Smart Grid Demonstration: Distributed Active and Reactive Power Control
Authors: Siddarth V. Rajamani, Matthew Aberman, Zhihua Qu
ABSTRACT: This is an experimental setup for communication and control for the Smart Grid, developed at University of Central Florida, USA in partnership with Texas Instruments Incorporated, USA. Figure 1 shows a high-level setup of the Energy Grid with Distributed Energy Resources (DER) to form a micro-grid. The system is made up of three different loads (Load 1, Load 2 and Load 3) at locations marked Location 1, Location 2 and Location 3. These are variable inductive and capacitive load-units that can be changed intermittently. In the current setup, Load 2 is an adjustable AC load bank, either inductive or capacitive; Load 1 and Load 3 are constant impedance loads. These loads in the micro-grid vary arbitrarily and the quantity for active and reactive power fluctuates. The primary objective is to minimize the amount of reactive power supplied from the main-grid. The approach is to use distributed inverters with the aid of multiple local communication channels for reactive power compensation of the micro-grid real-time in a distributed and co-operative manner. The test bed is flexible and n number of load locations can be added while the distributed measurements are obtained with ease.

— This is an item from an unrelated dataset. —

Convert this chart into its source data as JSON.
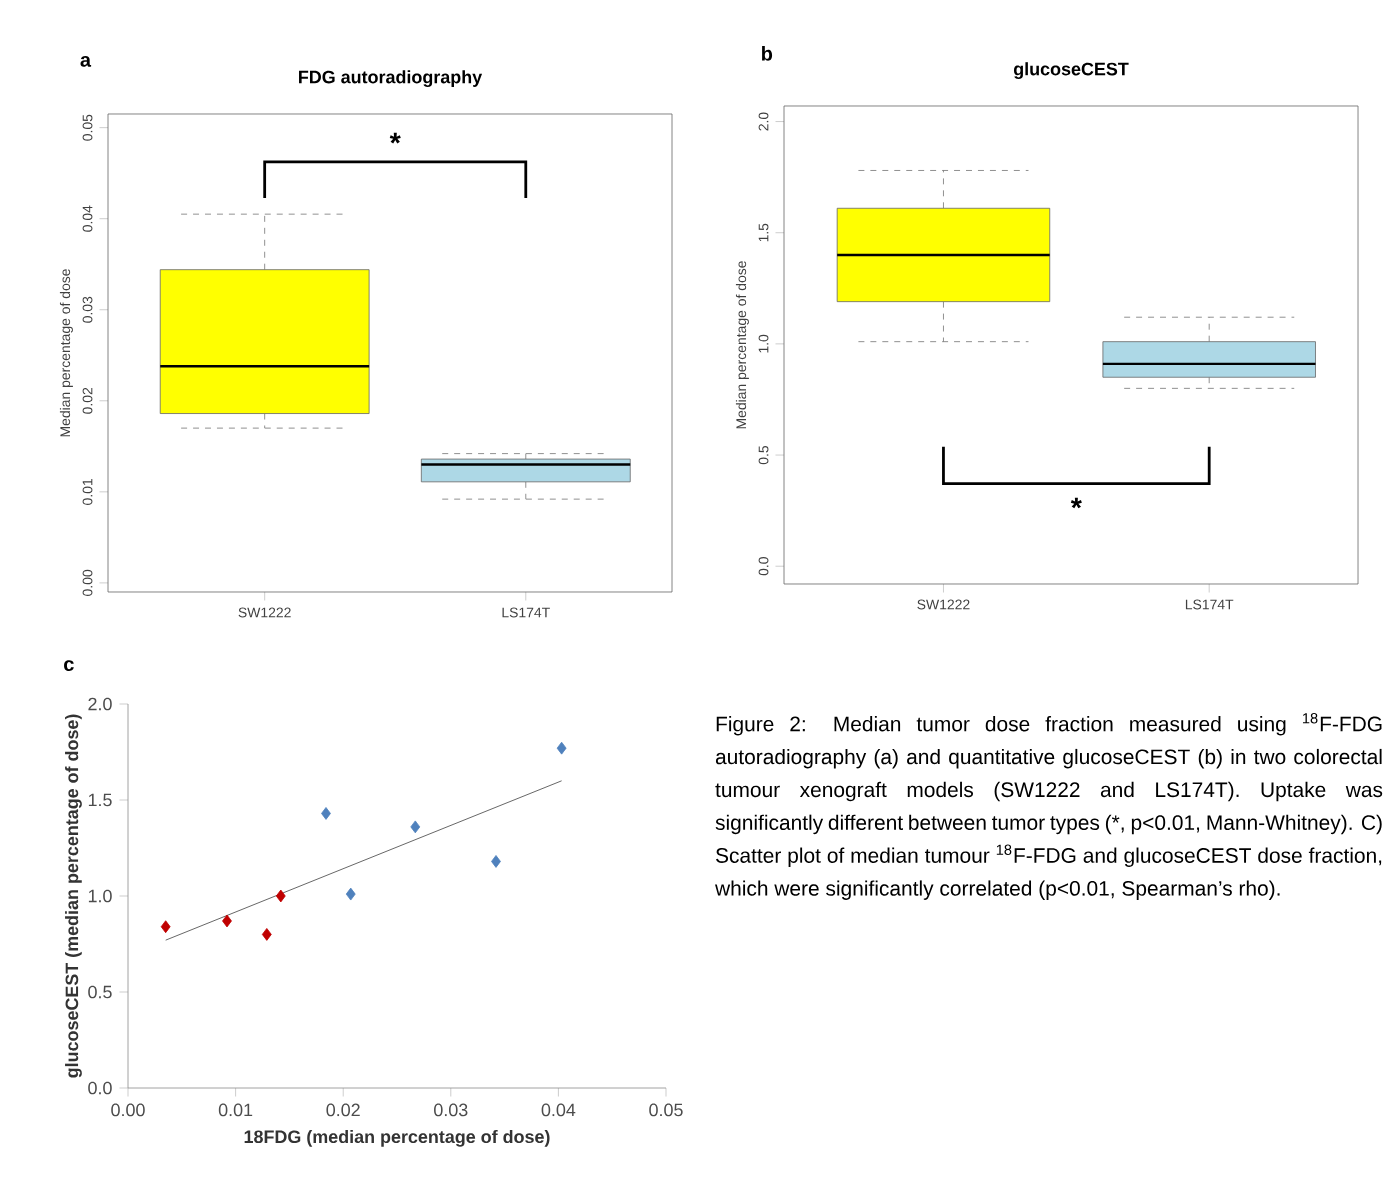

An Adaptive Restorative Method for Resilient Power Distribution Networks
Authors: Ranadhir Sarkar, Azwirman Gusrialdi, Zhihua Qu
In this poster, we propose a restorative method to minimize the unserved demand in a power distribution network due to line outage. The restoration is achieved by tie-line switching and by solving a mixed-integer non-linear problem. By exploiting the information on pre-contingency solution, topology together with post-contingency line congestion requirements and in combination with an improved greedy search algorithm, a method is proposed which reduces the search space of the combinatorial problem. Case studies on IEEE 33-bus distribution network is presented to illustrate the results and validate the performance of the proposed method.
Distributed Predictive Control of Data-Driven Demand Response in Smart Grid
Authors: Hamed Valizadeh Haghi, Zhihua Qu
This research is part of a broader perspective on developing high-performance analytics, including predictive analytics, to improve distributed control strategies for smart grid software. This would enable utilities to become more proactive in decision-making, adjusting their strategies based on predictive views into the future, thus allowing them to side-step problems and capitalize on the smart grid technologies, such as energy storage, that are now being deployed at scale. The following objectives are pursued: (1) Spatio-temporal adaptive modeling of data (load, wind and solar); (2) Predictive data analytics and forecasting; (3) Data-driven distributed control of active and reactive powers; (4) Integration of energy storage systems. Active and reactive power are coordinated to provide voltage support and demand response. Optimization and control mechanisms consist of two levels: instantaneous power/voltage control and temporal parameter adjustment and storage control. By imposing measures of the most likely ensembles, a distributed method is carried out for cooperative control of the renewable generation and energy storage. Obtained solutions can reflect on the system requirements for the upcoming times along with the instantaneous cooperation between distributed resources.
An Integrated Optimization and Control Algorithm for Distributed Demand Responses in Smart Grid
Authors: Towfiq Rahman, Zhihua Qu
In this work, an integrated algorithm of optimization and control is proposed to enable smooth and autonomous Demand Response (DR) for controllable loads. Controllable loads (which include heating ventilating and air conditioning units, electric vehicles, etc.) may have heterogeneous dynamics and different operational constraints themselves, but they can be used to vary load demand and contribute towards primary frequency control. An algorithm is proposed that senses local frequency deviation and adaptively maintains the balances of active power generation and load consumption across the whole grid (or within a microgrid) while keeping the physical parameters of controllable loads within consumer comfort range. It is shown that, the proposed algorithm automatically and distributively finds the optimal solution for DR, maintaining stable system frequency and also ensuring consumer comfort in the process. Simulation results are included to illustrate the analytical analysis.
Developing an Adaptive Self-healing Decision Support Tool for Bulk Power System Using WAMS Data
Authors: Amir Golshani, Wei Sun
Power outages cost American business billions of dollars and jeopardize the lives of hospital patients. The loss can be greatly reduced with a fast, reliable and flexible self-healing action. The existing approaches provide offline self-healing actions which prolong the system recovery time. This work proposes an online adaptive self-healing decision support system that adapt to constantly changing system conditions. On the other hand, as the penetration of renewable sources increase, various challenges will be imposed on the power system self-healing process. We present a two-stage Mixed Integer Linear Programming (MILP) decision making model including static and dynamic constraints which can be solved using stochastic optimization approach. Our model incorporates the state-of-art Wide-area Monitoring System (WAMS) technology. Standard test systems, IEEE 39-bus, has been studied to verify the effectiveness of the proposed model.